Groups release new guidelines on bullying, free speech — but some have concerns

After a year and a half of collaborating and drafting, “Harassment, Bullying and Free Expression,” a set of guidelines geared toward free and safe public schools, were released at a press conference Tuesday.

The guide distinguishes between free speech and harassment. Schools do have the right to punish students for physical violence, but verbal harassment is more challenging to identify and discipline, according to the guidelines.

Specific scenarios, such as students wearing a Confederate flag or pro-life T-shirt, are provided as examples of issues that may arise. Teachers are encouraged to use discipline as a last resort in dealing with these kinds of situations, unless the speech becomes disruptive or harassing. The goal is to show students how to both listen to views that they don’t agree with, and also to be able to communicate their own viewpoints in an effective, respectful way.

A total of 17 education, religion and civil liberties groups endorsed the guidelines, which are focused on fostering free speech in the public school setting while avoiding harassment and bullying. Conversations should be able to take place in a civil, safe, and respectful manner, said Charles Haynes, director of the Religious Freedom Education Project.

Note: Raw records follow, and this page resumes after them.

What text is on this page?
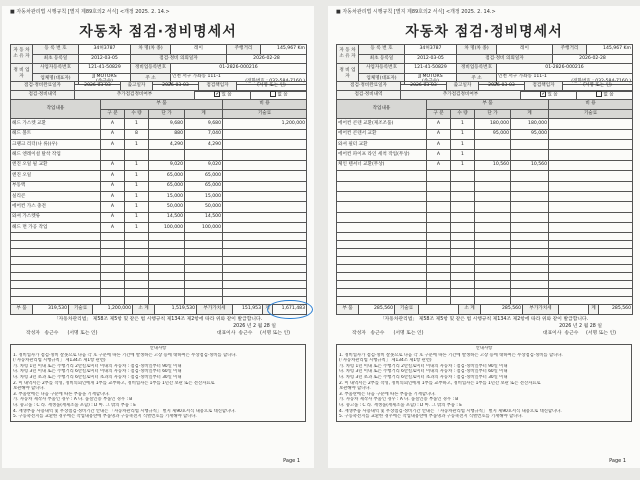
■ 자동차관리법 시행규칙 [별지 제89호의2 서식] <개정 2025. 2. 14.>
자동차 점검·정비명세서
자 동 차 소 유 자	등 록 번 호	34허3787	차 명(차 종)	레이	주행거리	145,967 Km
	최초 등록일	2012-03-05	점검·정비 의뢰일자		2026-02-28	
정 비 업 자	사업자등록번호	121-41-50829	정비업등록번호	01-2826-000216		
	업체명(대표자)	JJ MOTORS
(송근수)	주 소	인천 서구 가좌동 111-1

(전화번호 : 032-584-7160 )		
점검·정비완료일자	2026-03-03	출고일자	2026-03-03	점검책임자	(서명 또는 인)
점검·정비내역	추가점검정비여부	✔ 있 음	없 음
작업내용	부 품				비 용
	구 분	수 량	단 가	계	기술료
헤드 가스켓 교환	A	1	9,680	9,680	1,200,000
헤드 볼트	A	8	880	7,040	
크랭크 리더(나 류)(우)	A	1	4,290	4,290	
헤드 엔레이설 탈착 작업					
엔진 오일 필 교환	A	1	9,020	9,020	
엔진 오일	A	1	65,000	65,000	
부동액	A	1	65,000	65,000	
실리콘	A	1	15,000	15,000	
에어컨 가스 충전	A	1	50,000	50,000	
와셔 가스켓류	A	1	14,500	14,500	
헤드 면 가공 작업	A	1	100,000	100,000	

부 품	319,530	기술료	1,200,000	소 계	1,519,530	부가가치세	151,953	계	1,671,483
「자동차관리법」 제58조 제5항 및 같은 법 시행규칙 제134조 제2항에 따라 위와 같이 발급합니다.
2026 년 2 월 28 일
작성자 송근수 (서명 또는 인)	대표이사 송근수 (서명 또는 인)
안내사항
1. 정비업자가 점검·정비 잘못으로 다음 각 호 구분에 따른 기간에 발생하는 고장 등에 대하여는 무상점검·정비를 합니다.
(「자동차관리법 시행규칙」 제134조 제1항 관련)
가. 차령 1년 이내 또는 주행거리 2만킬로미터 이내의 자동차 : 점검·정비일부터 90일 이내
나. 차령 3년 이내 또는 주행거리 6만킬로미터 이내의 자동차 : 점검·정비일부터 60일 이내
다. 차령 3년 초과 또는 주행거리 6만킬로미터 초과의 자동차 : 점검·정비일부터 30일 이내
2. 이 내역서는 2부를 작성, 정비의뢰인에게 1부를 교부하고, 정비업자는 1부를 1년간 보관 또는 전산자료로
보관해야 합니다.
3. 부품란에는 다음 구분에 따른 부품을 기재합니다.
가. 자동차 제작사 부품인 경우 : A 나. 품질인증 부품인 경우 : B
다. 중고품 : C 라. 재생품(재제조품 포함) : D 마. 그 밖의 부품 : E
4. 재생부품 사용내역 및 무상점검·정비기간 안내는 「자동차관리법 시행규칙」 별지 제90호서식 내용으로 대신합니다.
5. 구동축전지를 교환한 경우에는 작업내용란에 부품명과 구동축전지 식별번호를 기재해야 합니다.
Page 1
■ 자동차관리법 시행규칙 [별지 제89호의2 서식] <개정 2025. 2. 14.>
자동차 점검·정비명세서
자 동 차 소 유 자	등 록 번 호	34허3787	차 명(차 종)	레이	주행거리	145,967 Km
	최초 등록일	2012-03-05	점검·정비 의뢰일자		2026-02-28	
정 비 업 자	사업자등록번호	121-41-50829	정비업등록번호	01-2826-000216		
	업체명(대표자)	JJ MOTORS
(송근수)	주 소	인천 서구 가좌동 111-1

(전화번호 : 032-584-7160 )		
점검·정비완료일자	2026-03-03	출고일자	2026-03-03	점검책임자	(서명 또는 인)
점검·정비내역	추가점검정비여부	✔ 있 음	없 음
작업내용	부 품				비 용
	구 분	수 량	단 가	계	기술료
에어컨 콘덴 교환(제조조품)	A	1	180,000	180,000	
에어컨 콘덴서 교환	A	1	95,000	95,000	
와셔 필터 교환	A	1			
에어컨 파이프 라인 세척 작업(무상)	A	1			
체인 텐셔너 교환(무상)	A	1	10,560	10,560	

부 품	285,560	기술료		소 계	285,560	부가가치세		계	285,560
「자동차관리법」 제58조 제5항 및 같은 법 시행규칙 제134조 제2항에 따라 위와 같이 발급합니다.
2026 년 2 월 28 일
작성자 송근수 (서명 또는 인)	대표이사 송근수 (서명 또는 인)
안내사항
1. 정비업자가 점검·정비 잘못으로 다음 각 호 구분에 따른 기간에 발생하는 고장 등에 대하여는 무상점검·정비를 합니다.
(「자동차관리법 시행규칙」 제134조 제1항 관련)
가. 차령 1년 이내 또는 주행거리 2만킬로미터 이내의 자동차 : 점검·정비일부터 90일 이내
나. 차령 3년 이내 또는 주행거리 6만킬로미터 이내의 자동차 : 점검·정비일부터 60일 이내
다. 차령 3년 초과 또는 주행거리 6만킬로미터 초과의 자동차 : 점검·정비일부터 30일 이내
2. 이 내역서는 2부를 작성, 정비의뢰인에게 1부를 교부하고, 정비업자는 1부를 1년간 보관 또는 전산자료로
보관해야 합니다.
3. 부품란에는 다음 구분에 따른 부품을 기재합니다.
가. 자동차 제작사 부품인 경우 : A 나. 품질인증 부품인 경우 : B
다. 중고품 : C 라. 재생품(재제조품 포함) : D 마. 그 밖의 부품 : E
4. 재생부품 사용내역 및 무상점검·정비기간 안내는 「자동차관리법 시행규칙」 별지 제90호서식 내용으로 대신합니다.
5. 구동축전지를 교환한 경우에는 작업내용란에 부품명과 구동축전지 식별번호를 기재해야 합니다.
Page 1
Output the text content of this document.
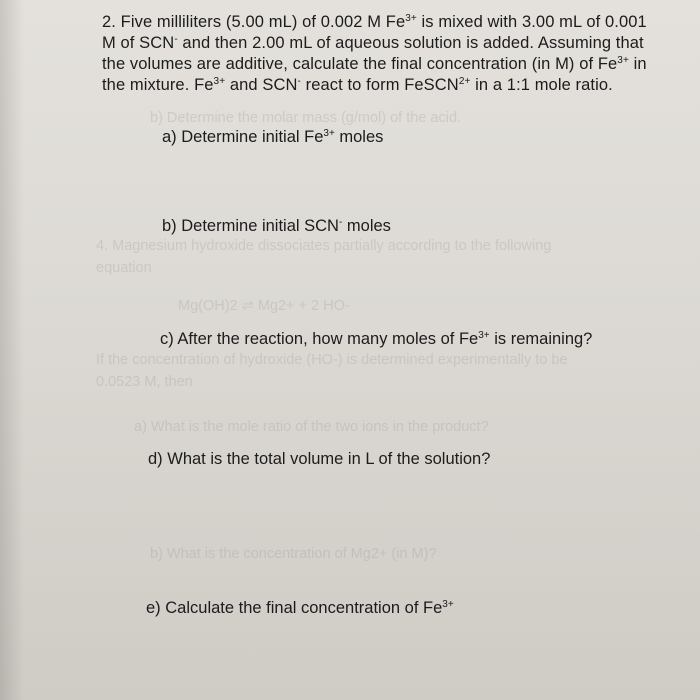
b) Determine the molar mass (g/mol) of the acid.
4. Magnesium hydroxide dissociates partially according to the following
equation
Mg(OH)2 ⇌ Mg2+ + 2 HO-
If the concentration of hydroxide (HO-) is determined experimentally to be
0.0523 M, then
a) What is the mole ratio of the two ions in the product?
b) What is the concentration of Mg2+ (in M)?

2. Five milliliters (5.00 mL) of 0.002 M $Fe^{3+}$ is mixed with 3.00 mL of 0.001
M of SCN- and then 2.00 mL of aqueous solution is added. Assuming that
the volumes are additive, calculate the final concentration (in M) of $Fe^{3+}$ in
the mixture. $Fe^{3+}$ and SCN- react to form FeSCN$^{2+}$ in a 1:1 mole ratio.

a) Determine initial $Fe^{3+}$ moles

b) Determine initial SCN- moles

c) After the reaction, how many moles of $Fe^{3+}$ is remaining?

d) What is the total volume in L of the solution?

e) Calculate the final concentration of $Fe^{3+}$
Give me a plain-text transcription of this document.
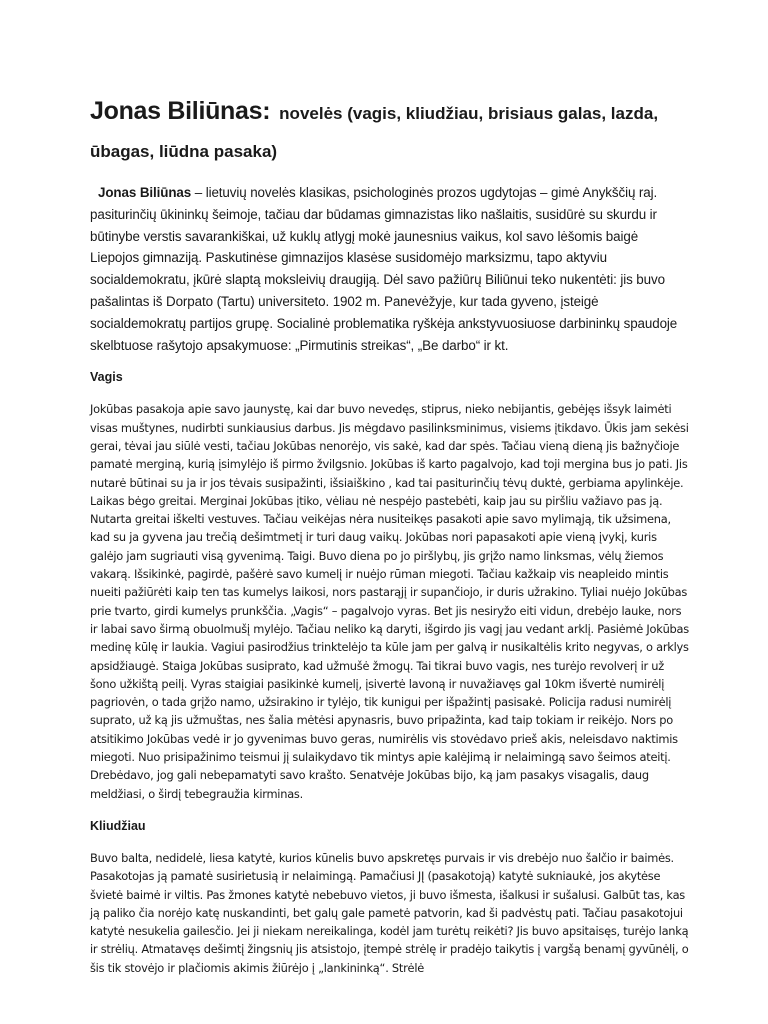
Jonas Biliūnas: novelės (vagis, kliudžiau, brisiaus galas, lazda, ūbagas, liūdna pasaka)

Jonas Biliūnas – lietuvių novelės klasikas, psichologinės prozos ugdytojas – gimė Anykščių raj. pasiturinčių ūkininkų šeimoje, tačiau dar būdamas gimnazistas liko našlaitis, susidūrė su skurdu ir būtinybe verstis savarankiškai, už kuklų atlygį mokė jaunesnius vaikus, kol savo lėšomis baigė Liepojos gimnaziją. Paskutinėse gimnazijos klasėse susidomėjo marksizmu, tapo aktyviu socialdemokratu, įkūrė slaptą moksleivių draugiją. Dėl savo pažiūrų Biliūnui teko nukentėti: jis buvo pašalintas iš Dorpato (Tartu) universiteto. 1902 m. Panevėžyje, kur tada gyveno, įsteigė socialdemokratų partijos grupę. Socialinė problematika ryškėja ankstyvuosiuose darbininkų spaudoje skelbtuose rašytojo apsakymuose: „Pirmutinis streikas“, „Be darbo“ ir kt.

Vagis

Jokūbas pasakoja apie savo jaunystę, kai dar buvo nevedęs, stiprus, nieko nebijantis, gebėjęs išsyk laimėti visas muštynes, nudirbti sunkiausius darbus. Jis mėgdavo pasilinksminimus, visiems įtikdavo. Ūkis jam sekėsi gerai, tėvai jau siūlė vesti, tačiau Jokūbas nenorėjo, vis sakė, kad dar spės. Tačiau vieną dieną jis bažnyčioje pamatė merginą, kurią įsimylėjo iš pirmo žvilgsnio. Jokūbas iš karto pagalvojo, kad toji mergina bus jo pati. Jis nutarė būtinai su ja ir jos tėvais susipažinti, išsiaiškino , kad tai pasiturinčių tėvų duktė, gerbiama apylinkėje. Laikas bėgo greitai. Merginai Jokūbas įtiko, vėliau nė nespėjo pastebėti, kaip jau su piršliu važiavo pas ją. Nutarta greitai iškelti vestuves. Tačiau veikėjas nėra nusiteikęs pasakoti apie savo mylimąją, tik užsimena, kad su ja gyvena jau trečią dešimtmetį ir turi daug vaikų. Jokūbas nori papasakoti apie vieną įvykį, kuris galėjo jam sugriauti visą gyvenimą. Taigi. Buvo diena po jo piršlybų, jis grįžo namo linksmas, vėlų žiemos vakarą. Išsikinkė, pagirdė, pašėrė savo kumelį ir nuėjo rūman miegoti. Tačiau kažkaip vis neapleido mintis nueiti pažiūrėti kaip ten tas kumelys laikosi, nors pastarąjį ir supančiojo, ir duris užrakino. Tyliai nuėjo Jokūbas prie tvarto, girdi kumelys prunkščia. „Vagis“ – pagalvojo vyras. Bet jis nesiryžo eiti vidun, drebėjo lauke, nors ir labai savo širmą obuolmušį mylėjo. Tačiau neliko ką daryti, išgirdo jis vagį jau vedant arklį. Pasiėmė Jokūbas medinę kūlę ir laukia. Vagiui pasirodžius trinktelėjo ta kūle jam per galvą ir nusikaltėlis krito negyvas, o arklys apsidžiaugė. Staiga Jokūbas susiprato, kad užmušė žmogų. Tai tikrai buvo vagis, nes turėjo revolverį ir už šono užkištą peilį. Vyras staigiai pasikinkė kumelį, įsivertė lavoną ir nuvažiavęs gal 10km išvertė numirėlį pagriovėn, o tada grįžo namo, užsirakino ir tylėjo, tik kunigui per išpažintį pasisakė. Policija radusi numirėlį suprato, už ką jis užmuštas, nes šalia mėtėsi apynasris, buvo pripažinta, kad taip tokiam ir reikėjo. Nors po atsitikimo Jokūbas vedė ir jo gyvenimas buvo geras, numirėlis vis stovėdavo prieš akis, neleisdavo naktimis miegoti. Nuo prisipažinimo teismui jį sulaikydavo tik mintys apie kalėjimą ir nelaimingą savo šeimos ateitį. Drebėdavo, jog gali nebepamatyti savo krašto. Senatvėje Jokūbas bijo, ką jam pasakys visagalis, daug meldžiasi, o širdį tebegraužia kirminas.

Kliudžiau

Buvo balta, nedidelė, liesa katytė, kurios kūnelis buvo apskretęs purvais ir vis drebėjo nuo šalčio ir baimės. Pasakotojas ją pamatė susirietusią ir nelaimingą. Pamačiusi JĮ (pasakotoją) katytė sukniaukė, jos akytėse švietė baimė ir viltis. Pas žmones katytė nebebuvo vietos, ji buvo išmesta, išalkusi ir sušalusi. Galbūt tas, kas ją paliko čia norėjo katę nuskandinti, bet galų gale pametė patvorin, kad ši padvėstų pati. Tačiau pasakotojui katytė nesukelia gailesčio. Jei ji niekam nereikalinga, kodėl jam turėtų reikėti? Jis buvo apsitaisęs, turėjo lanką ir strėlių. Atmatavęs dešimtį žingsnių jis atsistojo, įtempė strėlę ir pradėjo taikytis į vargšą benamį gyvūnėlį, o šis tik stovėjo ir plačiomis akimis žiūrėjo į „lankininką“. Strėlė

“Schools are safer when they are freer,” Haynes said. “When we take freedom seriously, we create a safer environment. When we overreact and try to shut down speech, maybe out of a good motive, we send all kinds of things underground, we make people angry, we polarize people. And students don’t respond well to being told they can’t express what they believe.”

One key thing that teachers need to take away and pass on to students is that expressing disagreement in a conversation is not the same thing as a personal attack, said Marc Stern, attorney at the American Jewish Committee and head drafter of the policy guide.

The problem in dealing with free speech disagreements in the public school setting is that there are no court cases telling schools exactly how to do so, the National School Boards Association’s Francisco Negron said. These guidelines should be used as suggestions on how to deal with these controversies, but is not a legal document.

“There is certainly a need for the people on the free speech side of the aisle and the people on the school-discipline side of the aisle, to get together and try to find common ground,” said Frank LoMonte, executive director of the Student Press Law Center.

The SPLC is not among the organizations that endorsed the guidelines.

“On the positive side, it’s really important to see school administrators actually admitting that their censorship authority has limits,” LoMonte said. “That’s an attitude we haven’t seen before.”

Although these guidelines are a step in the right direction, we should not be content with them as final resolution, LoMonte said.

“I think my main concern is there is too much concession of authority over off-campus speech,” he said. “What it’s doing is taking some of the bad court rulings we’ve seen recently, in social networking cases, and putting them into policy.”

The policy takes the Supreme Court’s ruling in Tinker v. Des Moines and applies it beyond the school setting, to off-campus speech such as that on social networks, LoMonte said.

“That’s just way too much authority over what students do in their private lives,” he said.

Those prompting the new guidelines said is to take controversial moments and turn them into learning opportunities that will benefit students.

“What we hope to accomplish here is to remind schools that public schools particularly are laboratories for democracy, and freedom, and they are, within bounds, opportunities for students to learn how to use their free speech and their freedom of religion well so that when they graduate… they know how to do it in ways that don’t hurt others, that don’t attack, but are expressing their views,” Haynes said.